With Python I get more than 200 fps (maybe it could even reach 400fps) for comparable model (Yolo V5) using FP16. For sure on a Tesla T4 Yolo V3 should do more than 60-70FPS especially if optimized with TensorRT and in INT8 mode.

@amycao

  • I noticed that when the pipeline is running there is one CPU core that reach 100% usage because of the Python script that start the pipeline.
  • None of the code in script is causing this 100% usage (I verified it using a Python profiler). So it must be something in the underlying deepstream python called by my script.
  • Shouldn’t the pipeline run on the GPU? And even if it uses the CPU, I am running the code on an Intel Xeon. It should not be a bottleneck. If it uses CPU, it should at least use multiple cores. But even then, it is strange. The CPU is a pretty powerful one.
  • Could you try to reproduce this issue using the gist above, please? The fact that CPU is a bottleneck sounds like an issue in the implementation to me.

I am reading online ( Object Detection at 1840 FPS with TorchScript, TensorRT and DeepStream | paulbridger.com ) that Deepstream does not support batch postprocessing, and that therefore each frame has to be processed individually. Is this still the case with DS 6.0? Post processing on the cpu (if that’s the case), frame by frame (if that’s the case) would explain the poor performance of the model.

Will try to repro your issue and update once progress.

You are using wrong way to calculate FPS for deepstream pipeline. your thread which calculate fps runing seperately, every 5 seconds period, caculate it as count got from frame counts sumed / current time - prev time.
it should be: frame counts * sources * 1000000 / total time running until the stream data enter into pad you probed.

@amycao what I am doing is the following, every 5 seconds I do:
(total number of frames processed during last 5 seconds) / (current time - prev time = 5 seconds). Note the Counter class keeps track of the frame counts for all streams in a dictionary cls.count where the key is the pad_index and the value is the count.
So it’s the total number of frames processed during the last 5 seconds, divided by 5 seconds, that is the frames per second processed by the pipeline. If you divide the results by the number of streams you get the FPS per stream.
Just print the current time - prev time and you will see it’s equal to 5. Also, the number of frame counted is reset every 5 seconds in the same function.
I think this is right. Your formula would be correct assuming you keep track of the time in milliseconds (Python uses seconds) and it’s just the same. The only different is that you keep track of the FPS since the application started and you divide by the time since the application started. It’s the same.

Hi @mfoglio ,
sorry, you are using yoloV3 model under /opt/nvidia/deepstream/deepstream-6.0/sources/objectDetector_Yolo/ , right?

Thanks!

Hi @mchi , yes I am ;) I have no idea how that Yolo is implemented but there is a CPU and at 100% utilization. I guess that’s the bottleneck.
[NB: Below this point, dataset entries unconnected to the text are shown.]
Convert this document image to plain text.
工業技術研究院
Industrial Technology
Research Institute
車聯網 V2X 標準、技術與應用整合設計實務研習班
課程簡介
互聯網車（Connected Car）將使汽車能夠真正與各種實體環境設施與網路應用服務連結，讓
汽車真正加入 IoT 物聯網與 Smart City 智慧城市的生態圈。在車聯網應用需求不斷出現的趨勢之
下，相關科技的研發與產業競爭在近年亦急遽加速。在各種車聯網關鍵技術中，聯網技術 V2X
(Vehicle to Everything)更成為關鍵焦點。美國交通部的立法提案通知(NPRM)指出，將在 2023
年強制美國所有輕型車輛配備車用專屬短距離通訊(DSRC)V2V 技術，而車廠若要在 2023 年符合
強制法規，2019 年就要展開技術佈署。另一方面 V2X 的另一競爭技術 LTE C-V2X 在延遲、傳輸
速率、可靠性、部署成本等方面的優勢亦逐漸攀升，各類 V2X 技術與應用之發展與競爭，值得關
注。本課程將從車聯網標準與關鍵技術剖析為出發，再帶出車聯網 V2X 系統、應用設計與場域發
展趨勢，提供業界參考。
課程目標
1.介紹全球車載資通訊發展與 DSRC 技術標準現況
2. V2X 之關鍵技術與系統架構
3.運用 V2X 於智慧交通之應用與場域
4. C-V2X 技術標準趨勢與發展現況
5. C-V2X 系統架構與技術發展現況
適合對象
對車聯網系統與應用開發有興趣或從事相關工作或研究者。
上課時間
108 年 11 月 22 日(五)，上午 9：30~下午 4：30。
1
are you using DeepStream 6.0GA ? what’s your platform? ===> Can you please provide the setup info as other topics to save our time to trigae the issue?

If you are using T4, I think it will be using along with a powerful x86 CPU, do you mean all the CPU cores of the powerful x86 CPU are 100% utilization?

I am using 6.0 container with triton. Following the gist here Yolo V3 slow - #4 by mfoglio you can reproduce the example. You’ll have to uncomment line 10 and 11 of setup.sh to apply the patch your support provided in this forum.
I am using an EC2 instance with T4 on AWS (instances G4). It has a T4, 64Gb of RAM and 16 Cores Intel(R) Xeon(R) Platinum 8259CL CPU @ 2.50GHz. Note that using other custom Python + TensorRT implementations of Yolo model I get hundreds of FPS in FP16 (I don’t remember the exact number, it was between 250 and 600 FPS).
With this Yolo V3 implementation only one of the 16 cores reaches a 100% utilization. I suspect the code won’t run multicore and therefore causes the bottleneck.

About calculating FPS, you can not gurantee in the 5s period time, the frame count is accurate, right? so it should not be the way to do like this.